Un libro impactante de Pascal Bruckner sobre la orgía de la “felicidad” en la que nos ha metido la modernidad.
Es un ensayo reconfortante y lúcido que se remonta a las ideas imperantes en el cristianismo del siglo X, particularmente dramáticas en la apología del sufrimiento.
La felicidad era sólo una reminiscencia. “Todos recordamos haber sido felices antes de la caída” dice San Agustín.
Es una oferta de salvación que Bruckner explica de manera impecable: “renunciar a los falsos prestigios del mundo significa tener derecho a una desmesurada gratificación en el cielo. Es este el único modo de poner fin al escándalo de la prosperidad del malvado y del infortunio del justo”.
La rigurosidad de las exigencias para la salvación convierte a la vida en una experiencia insoportable. Es por ello que para el siglo XII surge la noción del purgatorio, introduciendo todo un sistema de “mitigación de condenas”. La expiación se hace posible.
Desde allí, hubo un giro hacia la glorificación de la denominada moral estoica, entendida como esa necesidad compulsiva de apropiarse de la desgracia de los demás. Fue el “breviario de la resignación”.
Ah, pero la naturaleza del hombre es impaciente. La espera de una nueva vida llena de goces en el más allá, adquiriendo un tiquete de sufrimientos sin fin en el más acá, resultaba desquiciante. Bruckner intenta una afirmación premonitoria: “Podríamos pensar que se pasó una página en la historia, pero ocurrió la contrario. Ahí empezaron las dificultades”

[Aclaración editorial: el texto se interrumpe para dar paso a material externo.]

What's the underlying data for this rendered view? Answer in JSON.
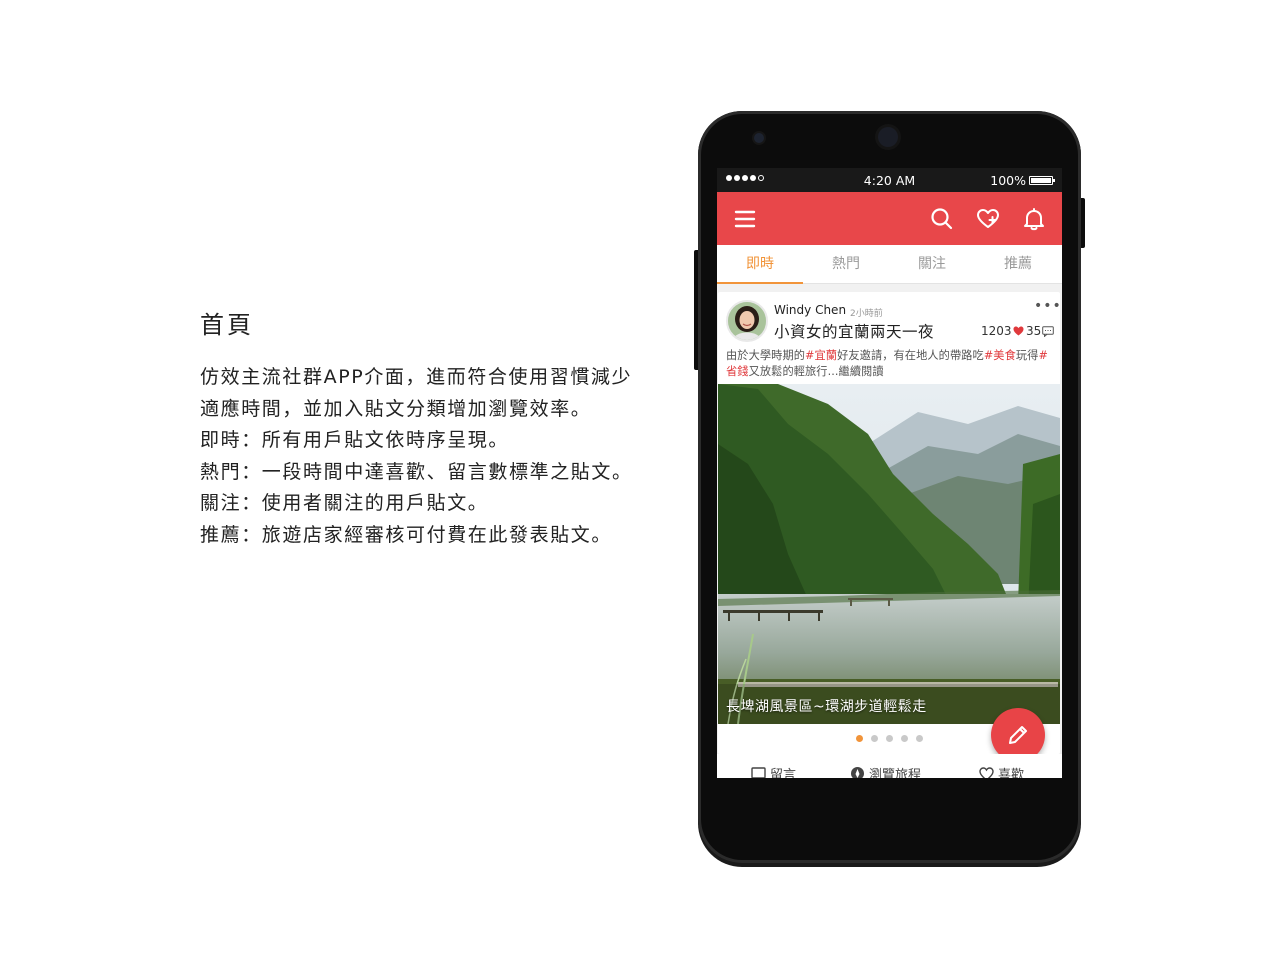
{
  "description": {
    "title": "首頁",
    "lines": [
      "仿效主流社群APP介面，進而符合使用習慣減少",
      "適應時間，並加入貼文分類增加瀏覽效率。",
      "即時：所有用戶貼文依時序呈現。",
      "熱門：一段時間中達喜歡、留言數標準之貼文。",
      "關注：使用者關注的用戶貼文。",
      "推薦：旅遊店家經審核可付費在此發表貼文。"
    ]
  },
  "status_bar": {
    "time": "4:20 AM",
    "battery": "100%"
  },
  "app_bar": {
    "color": "#e8474a",
    "icons": [
      "menu-icon",
      "search-icon",
      "heart-add-icon",
      "bell-icon"
    ]
  },
  "tabs": [
    {
      "label": "即時",
      "active": true
    },
    {
      "label": "熱門",
      "active": false
    },
    {
      "label": "關注",
      "active": false
    },
    {
      "label": "推薦",
      "active": false
    }
  ],
  "accent_color": "#f1943a",
  "post": {
    "author": "Windy Chen",
    "time_ago": "2小時前",
    "title": "小資女的宜蘭兩天一夜",
    "likes": "1203",
    "comments": "35",
    "excerpt": {
      "p1": "由於大學時期的",
      "tag1": "#宜蘭",
      "p2": "好友邀請，有在地人的帶路吃",
      "tag2": "#美食",
      "p3": "玩得",
      "tag3": "#省錢",
      "p4": "又放鬆的輕旅行...繼續閱讀"
    },
    "photo_caption": "長埤湖風景區~環湖步道輕鬆走",
    "carousel": {
      "total": 5,
      "current": 1
    }
  },
  "actions": {
    "comment": "留言",
    "trip": "瀏覽旅程",
    "like": "喜歡"
  }
}
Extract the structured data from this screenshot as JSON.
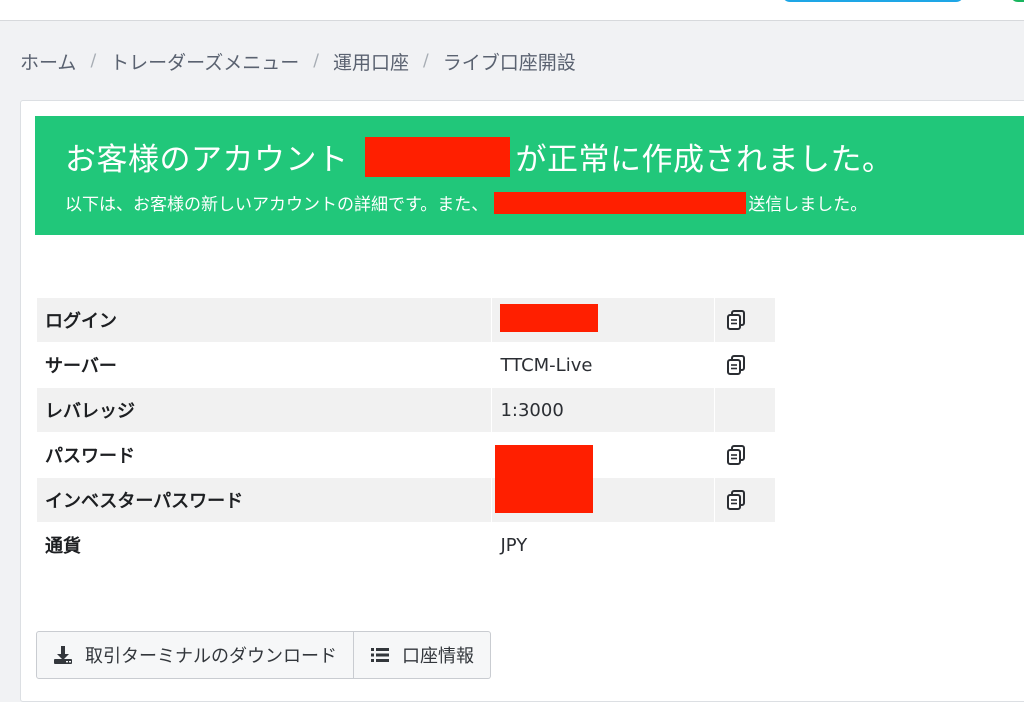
{
  "colors": {
    "banner": "#21c77a",
    "redaction": "#ff1f00",
    "row_alt": "#f1f1f1"
  },
  "breadcrumb": [
    {
      "label": "ホーム"
    },
    {
      "label": "トレーダーズメニュー"
    },
    {
      "label": "運用口座"
    },
    {
      "label": "ライブ口座開設"
    }
  ],
  "breadcrumb_separator": "/",
  "banner": {
    "title_prefix": "お客様のアカウント",
    "title_suffix": "が正常に作成されました。",
    "subtitle_prefix": "以下は、お客様の新しいアカウントの詳細です。また、",
    "subtitle_suffix": "送信しました。"
  },
  "details": {
    "rows": [
      {
        "label": "ログイン",
        "value": "",
        "redacted": true,
        "copy_icon": "copy-icon"
      },
      {
        "label": "サーバー",
        "value": "TTCM-Live",
        "redacted": false,
        "copy_icon": "copy-icon"
      },
      {
        "label": "レバレッジ",
        "value": "1:3000",
        "redacted": false,
        "copy_icon": ""
      },
      {
        "label": "パスワード",
        "value": "",
        "redacted": true,
        "copy_icon": "copy-icon"
      },
      {
        "label": "インベスターパスワード",
        "value": "",
        "redacted": true,
        "copy_icon": "copy-icon"
      },
      {
        "label": "通貨",
        "value": "JPY",
        "redacted": false,
        "copy_icon": ""
      }
    ]
  },
  "actions": {
    "download_label": "取引ターミナルのダウンロード",
    "download_icon": "download-icon",
    "account_info_label": "口座情報",
    "account_info_icon": "list-icon"
  }
}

En el marco mismo de la revolución francesa “se consuman las bodas de la virtud y el cadalso”. Esa felicidad recién bautizada empieza a diluirse en la vida ordinaria y no puede dejar de cruzarse con lo que Bruckner llama “el terco dolor”. Pero no se trataba sólo del dolor. El placer tropieza también con el aburrimiento.
Ahí va pues la sociedad saltando matones, moviéndose entre incongruencias. Ya tratando de acabar con la desdicha en bloque, iluminada por la acción revolucionaria, o detalle por detalle como lo proponen los reformistas, ahora cayendo en las redes del discurso de Alain para jurar ser felices desde ahora y para siempre, hasta llegar al Manifiesto de la Alegría de André Gide.
Esa euforia colectiva alcanza a sobrevivir en medio de las dos guerras y toma forma en “los primeros fastos del consumismo en Europa y Norteamérica” mientras en el universo de los países comunistas se propone como el régimen de la bienaventuranza colectiva.
Para Mayo del 68 la propuesta es una liberación declarada de todos los deseos. “Prohibido prohibir” es la consigna y entonces de repente la palabra felicidad empieza a sonar a estupidez pequeñoburguesa.
No se puede negar que también en el siglo XX hubo –dice Bruckner- concepciones más sombrías de la vida como el existencialismo o las filosofías de la angustia, pero es cierto que fueron concepciones construidas en nombre de la libertad, de la soledad del hombre que se imponía a si mismo su propia ley.
No fue difícil llegar por este camino a la construcción de toda una “ética basada en parecer a gusto consigo mismo”, una ética que convierte a la felicidad junto con el mercado de la espiritualidad como la mayor industria de la época. En el marco de este nuevo orden moral, somos culpables de no estar bien.
Y entonces nadie se atreva a confesar que no es feliz, porque tal confesión le implicaría rebajarse socialmente.
En este deber ser de la bienaventuranza hay dos dominios que son imperativos: La sexualidad y la salud. La explicación es muy sencilla: ambas pueden medirse.
“En el recinto cerrado del dormitorio, los amantes se presentan al examen de la felicidad y se preguntan: ¿estamos a la altura?, ¿lo hicimos bien?”
Y en la misma perspectiva, la obsesión por la salud hace de cada instante de la vida un problema médico. “La mesa ya no es el altar de la suculencia, un momento para compartir e intercambiar, sino un mostrador de farmacia en donde pesamos minuciosamente las grasas y las calorías”
Así, la euforia se transforma en un viacrucis.
La belleza, la forma física y el placer están al alcance de todos, si estamos dispuestos a sacrificarnos, a sufrir por encontrar este paraíso en la tierra.
La conclusión no puede ser más terrorífica: Con la religión había que expiar los pecados para conseguir la salvación, ahora hay que expiar pura y simplemente, el hecho de ser.
Narcotizados por la misma pasión primigenia hacia el sufrimiento, la vulgaridad termina triunfando. La vulgaridad en la moral, en lo intelectual, en la estética, en lo social, en la vida pública y en la vida privada, la vulgaridad que lo contamina todo. Mire usted a su alrededor, si no es capaz de percibirlo entonces también usted está contaminado.